The Seedance 2.0 Playbook: Reference Strategy, Transitions, and Prompt Craft.

Reference strategy, transitions, prompt structure, and the production workflow for cinematic AI video with Seedance 2.0. The techniques that actually work.
Seedance 2.0 is one of the most capable AI video models available today. It's also one of the easiest to waste credits on. The difference between someone producing a cinematic short and someone burning through a month's subscription is almost always the same thing: how they prepare their inputs. This playbook is the field-tested version of what works.
The Core Principle
Control what the model sees and you control what it creates. Capability without control is just expensive randomness. Every technique in this guide is built around that idea — making the model's inputs so specific that the outputs fall within a narrow, usable band.
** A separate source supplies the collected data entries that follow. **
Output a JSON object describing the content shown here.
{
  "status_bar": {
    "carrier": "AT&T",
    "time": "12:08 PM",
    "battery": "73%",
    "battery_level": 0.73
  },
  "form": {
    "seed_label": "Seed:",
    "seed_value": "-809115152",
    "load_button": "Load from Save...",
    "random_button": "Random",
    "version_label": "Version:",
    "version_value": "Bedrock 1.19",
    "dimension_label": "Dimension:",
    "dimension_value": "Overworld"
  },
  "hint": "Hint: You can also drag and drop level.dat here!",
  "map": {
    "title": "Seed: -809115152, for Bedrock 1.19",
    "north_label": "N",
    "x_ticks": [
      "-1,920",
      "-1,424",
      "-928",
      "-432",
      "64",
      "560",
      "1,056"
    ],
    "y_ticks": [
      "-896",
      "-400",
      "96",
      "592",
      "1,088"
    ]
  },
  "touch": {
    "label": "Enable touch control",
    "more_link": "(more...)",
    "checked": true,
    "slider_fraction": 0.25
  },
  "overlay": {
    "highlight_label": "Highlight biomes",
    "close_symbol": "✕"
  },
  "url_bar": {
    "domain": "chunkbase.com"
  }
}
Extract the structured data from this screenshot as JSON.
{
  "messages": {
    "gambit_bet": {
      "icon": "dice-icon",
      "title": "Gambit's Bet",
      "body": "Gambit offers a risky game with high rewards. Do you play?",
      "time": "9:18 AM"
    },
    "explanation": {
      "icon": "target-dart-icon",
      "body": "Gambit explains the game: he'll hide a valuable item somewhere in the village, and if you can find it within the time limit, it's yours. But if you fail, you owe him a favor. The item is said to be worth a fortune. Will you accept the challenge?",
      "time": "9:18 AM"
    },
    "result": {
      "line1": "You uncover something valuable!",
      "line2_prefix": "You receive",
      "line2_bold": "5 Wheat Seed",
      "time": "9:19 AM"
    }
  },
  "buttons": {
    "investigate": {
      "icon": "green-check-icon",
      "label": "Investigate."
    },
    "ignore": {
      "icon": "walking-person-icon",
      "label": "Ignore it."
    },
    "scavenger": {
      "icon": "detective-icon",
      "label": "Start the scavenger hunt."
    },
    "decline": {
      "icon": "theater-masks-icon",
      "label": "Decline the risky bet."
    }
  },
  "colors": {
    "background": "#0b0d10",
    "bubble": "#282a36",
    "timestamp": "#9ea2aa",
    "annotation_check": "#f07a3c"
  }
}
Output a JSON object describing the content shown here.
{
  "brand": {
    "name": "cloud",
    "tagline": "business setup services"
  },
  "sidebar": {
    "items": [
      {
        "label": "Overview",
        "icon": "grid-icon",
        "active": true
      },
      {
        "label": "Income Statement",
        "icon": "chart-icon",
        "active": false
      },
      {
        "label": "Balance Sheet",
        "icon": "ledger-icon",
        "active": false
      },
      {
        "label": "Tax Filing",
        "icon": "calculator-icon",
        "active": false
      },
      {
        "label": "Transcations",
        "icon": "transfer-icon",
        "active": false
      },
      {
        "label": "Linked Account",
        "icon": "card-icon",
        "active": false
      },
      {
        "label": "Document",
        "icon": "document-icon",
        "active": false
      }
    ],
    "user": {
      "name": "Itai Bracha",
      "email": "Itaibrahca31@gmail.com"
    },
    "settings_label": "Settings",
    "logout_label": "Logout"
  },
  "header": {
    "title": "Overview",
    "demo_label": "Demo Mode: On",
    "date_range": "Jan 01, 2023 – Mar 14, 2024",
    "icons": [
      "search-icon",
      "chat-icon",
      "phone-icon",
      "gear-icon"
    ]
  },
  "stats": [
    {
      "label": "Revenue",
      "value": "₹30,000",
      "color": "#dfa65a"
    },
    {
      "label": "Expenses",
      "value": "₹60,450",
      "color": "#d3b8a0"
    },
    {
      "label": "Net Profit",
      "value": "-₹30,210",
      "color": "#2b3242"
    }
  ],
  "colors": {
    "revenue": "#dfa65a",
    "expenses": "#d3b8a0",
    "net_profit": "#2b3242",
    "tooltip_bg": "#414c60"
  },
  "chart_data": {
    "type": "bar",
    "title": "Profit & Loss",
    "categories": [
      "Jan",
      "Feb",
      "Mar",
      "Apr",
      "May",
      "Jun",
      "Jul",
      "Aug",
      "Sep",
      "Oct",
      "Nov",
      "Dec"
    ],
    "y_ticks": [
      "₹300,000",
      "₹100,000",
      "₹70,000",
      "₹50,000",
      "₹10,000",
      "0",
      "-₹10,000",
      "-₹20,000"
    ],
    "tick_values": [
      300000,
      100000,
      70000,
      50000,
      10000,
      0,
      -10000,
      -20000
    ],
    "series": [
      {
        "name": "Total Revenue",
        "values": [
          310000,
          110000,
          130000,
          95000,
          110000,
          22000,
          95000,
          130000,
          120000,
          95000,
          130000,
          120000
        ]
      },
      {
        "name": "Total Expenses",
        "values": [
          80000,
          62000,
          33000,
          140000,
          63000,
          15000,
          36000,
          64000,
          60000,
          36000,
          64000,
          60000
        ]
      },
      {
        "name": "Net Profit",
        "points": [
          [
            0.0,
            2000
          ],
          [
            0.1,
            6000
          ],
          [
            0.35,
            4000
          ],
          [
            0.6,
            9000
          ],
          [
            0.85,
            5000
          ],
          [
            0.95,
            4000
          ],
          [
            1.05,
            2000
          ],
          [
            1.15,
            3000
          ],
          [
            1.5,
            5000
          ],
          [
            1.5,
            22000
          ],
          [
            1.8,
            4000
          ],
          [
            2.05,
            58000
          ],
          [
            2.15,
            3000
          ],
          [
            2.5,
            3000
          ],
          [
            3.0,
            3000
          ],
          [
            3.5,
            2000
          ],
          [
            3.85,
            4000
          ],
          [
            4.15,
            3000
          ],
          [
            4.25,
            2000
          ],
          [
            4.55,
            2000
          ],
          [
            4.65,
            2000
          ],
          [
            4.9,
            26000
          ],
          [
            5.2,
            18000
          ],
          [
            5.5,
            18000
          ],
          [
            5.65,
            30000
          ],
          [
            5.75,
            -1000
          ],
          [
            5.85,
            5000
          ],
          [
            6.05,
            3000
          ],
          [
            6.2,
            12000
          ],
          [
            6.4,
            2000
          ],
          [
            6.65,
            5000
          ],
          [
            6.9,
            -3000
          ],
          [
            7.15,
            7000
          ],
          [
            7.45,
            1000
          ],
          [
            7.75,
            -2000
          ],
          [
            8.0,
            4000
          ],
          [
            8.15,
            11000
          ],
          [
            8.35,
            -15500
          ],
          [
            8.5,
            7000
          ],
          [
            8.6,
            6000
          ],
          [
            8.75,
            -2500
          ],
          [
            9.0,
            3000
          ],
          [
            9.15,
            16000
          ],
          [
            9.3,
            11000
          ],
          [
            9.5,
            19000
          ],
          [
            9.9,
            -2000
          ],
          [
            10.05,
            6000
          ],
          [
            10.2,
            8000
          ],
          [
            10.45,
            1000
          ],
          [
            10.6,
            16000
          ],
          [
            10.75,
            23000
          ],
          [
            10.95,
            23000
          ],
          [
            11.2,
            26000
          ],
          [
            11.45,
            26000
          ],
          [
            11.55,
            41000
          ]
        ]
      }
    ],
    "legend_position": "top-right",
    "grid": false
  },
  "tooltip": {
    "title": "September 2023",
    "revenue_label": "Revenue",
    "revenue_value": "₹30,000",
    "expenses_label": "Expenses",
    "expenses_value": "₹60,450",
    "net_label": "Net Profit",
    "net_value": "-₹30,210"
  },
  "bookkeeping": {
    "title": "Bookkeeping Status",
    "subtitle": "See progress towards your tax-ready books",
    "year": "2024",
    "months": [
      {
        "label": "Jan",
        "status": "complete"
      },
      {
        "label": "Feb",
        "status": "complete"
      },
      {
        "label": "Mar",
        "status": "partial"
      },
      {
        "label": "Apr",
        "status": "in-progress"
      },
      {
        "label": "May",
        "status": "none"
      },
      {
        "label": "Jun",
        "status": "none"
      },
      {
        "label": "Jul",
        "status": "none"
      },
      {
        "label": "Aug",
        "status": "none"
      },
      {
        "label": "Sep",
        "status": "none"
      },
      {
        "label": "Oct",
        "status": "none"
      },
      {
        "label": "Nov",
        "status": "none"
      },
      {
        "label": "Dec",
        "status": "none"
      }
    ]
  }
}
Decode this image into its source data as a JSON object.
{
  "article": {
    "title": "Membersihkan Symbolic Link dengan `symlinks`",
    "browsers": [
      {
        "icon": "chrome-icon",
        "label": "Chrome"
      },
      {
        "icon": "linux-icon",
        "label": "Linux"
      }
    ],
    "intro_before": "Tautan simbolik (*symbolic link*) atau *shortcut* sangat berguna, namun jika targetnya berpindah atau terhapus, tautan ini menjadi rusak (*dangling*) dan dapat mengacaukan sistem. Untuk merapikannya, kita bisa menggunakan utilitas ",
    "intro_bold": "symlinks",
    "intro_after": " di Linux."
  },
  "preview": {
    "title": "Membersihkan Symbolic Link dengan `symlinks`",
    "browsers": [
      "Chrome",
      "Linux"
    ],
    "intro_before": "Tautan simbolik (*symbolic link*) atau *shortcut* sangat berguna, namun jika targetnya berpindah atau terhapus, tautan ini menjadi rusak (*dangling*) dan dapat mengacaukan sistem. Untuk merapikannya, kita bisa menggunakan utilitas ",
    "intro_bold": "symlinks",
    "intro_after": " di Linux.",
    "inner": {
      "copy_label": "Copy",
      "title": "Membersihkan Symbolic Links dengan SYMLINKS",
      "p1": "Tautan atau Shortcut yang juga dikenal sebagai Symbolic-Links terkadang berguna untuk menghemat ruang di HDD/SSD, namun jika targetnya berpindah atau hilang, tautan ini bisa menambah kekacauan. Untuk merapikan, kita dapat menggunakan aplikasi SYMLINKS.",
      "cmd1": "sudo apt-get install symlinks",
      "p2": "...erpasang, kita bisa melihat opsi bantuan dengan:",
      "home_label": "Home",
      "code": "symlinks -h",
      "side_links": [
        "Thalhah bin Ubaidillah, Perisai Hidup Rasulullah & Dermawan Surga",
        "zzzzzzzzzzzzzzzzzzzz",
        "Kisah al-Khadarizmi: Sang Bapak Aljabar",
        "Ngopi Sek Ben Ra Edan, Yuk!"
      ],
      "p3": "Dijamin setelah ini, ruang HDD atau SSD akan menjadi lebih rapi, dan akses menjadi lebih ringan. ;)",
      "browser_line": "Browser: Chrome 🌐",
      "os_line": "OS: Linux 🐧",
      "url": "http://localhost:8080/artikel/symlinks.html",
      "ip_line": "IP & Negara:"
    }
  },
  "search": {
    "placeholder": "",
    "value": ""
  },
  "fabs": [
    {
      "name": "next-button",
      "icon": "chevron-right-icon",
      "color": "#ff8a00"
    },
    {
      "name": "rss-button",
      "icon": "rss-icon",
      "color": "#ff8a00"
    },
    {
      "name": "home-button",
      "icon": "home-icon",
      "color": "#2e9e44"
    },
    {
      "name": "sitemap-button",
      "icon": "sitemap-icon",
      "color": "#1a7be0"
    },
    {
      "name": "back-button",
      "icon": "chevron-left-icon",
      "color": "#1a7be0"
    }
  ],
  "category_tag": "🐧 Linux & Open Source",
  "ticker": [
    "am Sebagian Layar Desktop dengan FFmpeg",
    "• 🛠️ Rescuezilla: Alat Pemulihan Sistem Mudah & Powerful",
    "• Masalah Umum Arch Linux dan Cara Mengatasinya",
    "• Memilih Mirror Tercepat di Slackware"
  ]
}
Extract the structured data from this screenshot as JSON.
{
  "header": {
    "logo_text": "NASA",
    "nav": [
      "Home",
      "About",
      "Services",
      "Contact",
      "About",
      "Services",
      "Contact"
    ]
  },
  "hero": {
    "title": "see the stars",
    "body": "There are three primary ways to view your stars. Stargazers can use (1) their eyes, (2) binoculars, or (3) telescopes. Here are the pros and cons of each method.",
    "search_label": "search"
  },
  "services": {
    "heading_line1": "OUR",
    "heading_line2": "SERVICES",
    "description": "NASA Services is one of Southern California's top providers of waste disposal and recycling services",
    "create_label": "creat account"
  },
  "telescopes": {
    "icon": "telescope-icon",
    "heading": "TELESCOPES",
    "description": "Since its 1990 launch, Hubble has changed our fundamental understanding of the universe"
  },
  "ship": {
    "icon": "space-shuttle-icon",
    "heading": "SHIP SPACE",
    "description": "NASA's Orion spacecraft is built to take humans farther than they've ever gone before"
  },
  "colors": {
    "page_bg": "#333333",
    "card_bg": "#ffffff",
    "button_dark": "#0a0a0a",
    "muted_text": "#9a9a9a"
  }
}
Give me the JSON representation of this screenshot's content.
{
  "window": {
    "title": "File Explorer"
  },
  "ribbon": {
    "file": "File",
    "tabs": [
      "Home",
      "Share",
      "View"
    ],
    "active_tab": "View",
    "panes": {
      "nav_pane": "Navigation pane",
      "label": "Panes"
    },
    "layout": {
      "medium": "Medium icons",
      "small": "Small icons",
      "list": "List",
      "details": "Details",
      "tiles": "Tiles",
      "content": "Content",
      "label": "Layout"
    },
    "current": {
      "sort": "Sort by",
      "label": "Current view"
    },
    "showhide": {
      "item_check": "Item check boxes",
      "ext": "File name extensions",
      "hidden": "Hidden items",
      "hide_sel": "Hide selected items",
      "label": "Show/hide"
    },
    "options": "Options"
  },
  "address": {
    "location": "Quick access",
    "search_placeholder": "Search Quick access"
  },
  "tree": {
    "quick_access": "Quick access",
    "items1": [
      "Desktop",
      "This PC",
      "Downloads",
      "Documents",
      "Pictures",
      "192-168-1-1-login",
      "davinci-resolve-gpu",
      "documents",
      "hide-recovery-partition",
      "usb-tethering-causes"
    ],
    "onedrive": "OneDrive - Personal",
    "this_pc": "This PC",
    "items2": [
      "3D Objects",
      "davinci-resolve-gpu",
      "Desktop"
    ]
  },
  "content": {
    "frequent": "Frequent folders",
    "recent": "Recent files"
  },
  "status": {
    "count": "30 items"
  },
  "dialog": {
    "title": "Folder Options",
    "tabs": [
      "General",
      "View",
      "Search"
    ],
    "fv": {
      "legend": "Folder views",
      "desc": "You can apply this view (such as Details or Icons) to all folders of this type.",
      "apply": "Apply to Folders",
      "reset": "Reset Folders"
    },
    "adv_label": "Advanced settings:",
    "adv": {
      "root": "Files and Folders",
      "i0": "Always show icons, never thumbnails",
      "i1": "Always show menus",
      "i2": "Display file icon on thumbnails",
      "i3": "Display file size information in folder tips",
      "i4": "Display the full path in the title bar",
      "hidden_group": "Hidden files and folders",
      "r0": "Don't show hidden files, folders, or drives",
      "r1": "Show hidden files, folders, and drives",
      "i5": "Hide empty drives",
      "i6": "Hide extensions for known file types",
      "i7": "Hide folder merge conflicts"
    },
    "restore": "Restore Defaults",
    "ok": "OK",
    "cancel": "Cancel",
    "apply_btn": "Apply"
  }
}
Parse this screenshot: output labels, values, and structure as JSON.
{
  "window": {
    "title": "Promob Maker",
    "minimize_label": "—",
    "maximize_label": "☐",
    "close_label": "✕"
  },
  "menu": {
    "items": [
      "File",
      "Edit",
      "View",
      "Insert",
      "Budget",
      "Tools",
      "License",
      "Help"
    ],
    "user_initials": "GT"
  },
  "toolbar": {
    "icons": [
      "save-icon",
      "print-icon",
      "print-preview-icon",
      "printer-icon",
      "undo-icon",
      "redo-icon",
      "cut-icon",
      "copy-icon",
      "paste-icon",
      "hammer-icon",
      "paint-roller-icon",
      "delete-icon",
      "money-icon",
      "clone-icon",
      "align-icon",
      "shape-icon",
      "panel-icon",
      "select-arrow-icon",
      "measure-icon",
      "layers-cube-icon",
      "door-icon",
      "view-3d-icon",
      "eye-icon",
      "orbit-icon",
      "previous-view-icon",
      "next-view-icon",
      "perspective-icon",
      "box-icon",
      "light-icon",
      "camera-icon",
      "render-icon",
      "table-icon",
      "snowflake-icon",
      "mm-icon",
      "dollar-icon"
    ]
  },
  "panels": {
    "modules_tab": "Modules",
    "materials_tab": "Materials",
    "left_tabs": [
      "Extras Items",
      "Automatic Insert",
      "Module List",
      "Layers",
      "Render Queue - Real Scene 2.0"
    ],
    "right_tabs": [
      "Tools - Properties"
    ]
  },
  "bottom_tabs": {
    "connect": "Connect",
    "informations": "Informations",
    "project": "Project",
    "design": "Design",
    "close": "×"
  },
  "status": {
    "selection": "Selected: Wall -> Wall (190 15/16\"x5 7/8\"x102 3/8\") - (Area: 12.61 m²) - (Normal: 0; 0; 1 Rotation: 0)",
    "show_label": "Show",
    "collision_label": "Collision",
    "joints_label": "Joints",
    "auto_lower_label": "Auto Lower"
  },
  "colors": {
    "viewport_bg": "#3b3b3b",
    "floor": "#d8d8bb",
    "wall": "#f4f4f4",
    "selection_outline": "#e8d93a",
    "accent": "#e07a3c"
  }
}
Seedance 2.0 accepts up to 9 reference images, 3 reference videos, and 3 audio tracks per generation. Prompt limit: 1,500 characters. Recommended length: 5–10 seconds per clip.
Reference Images Are Everything
This is the single most important concept. Without reference images, the model generates freely. Freely means inconsistently. Two identical prompts produce completely different characters, environments, and props. You might like the opening of generation A and the closing of generation B, but you won't be able to splice them — the visual elements don't match.
The fix is to generate your key elements separately as standalone images, then feed them as references alongside your prompt. Every subsequent generation will contain those elements, making your clips editable and coherent.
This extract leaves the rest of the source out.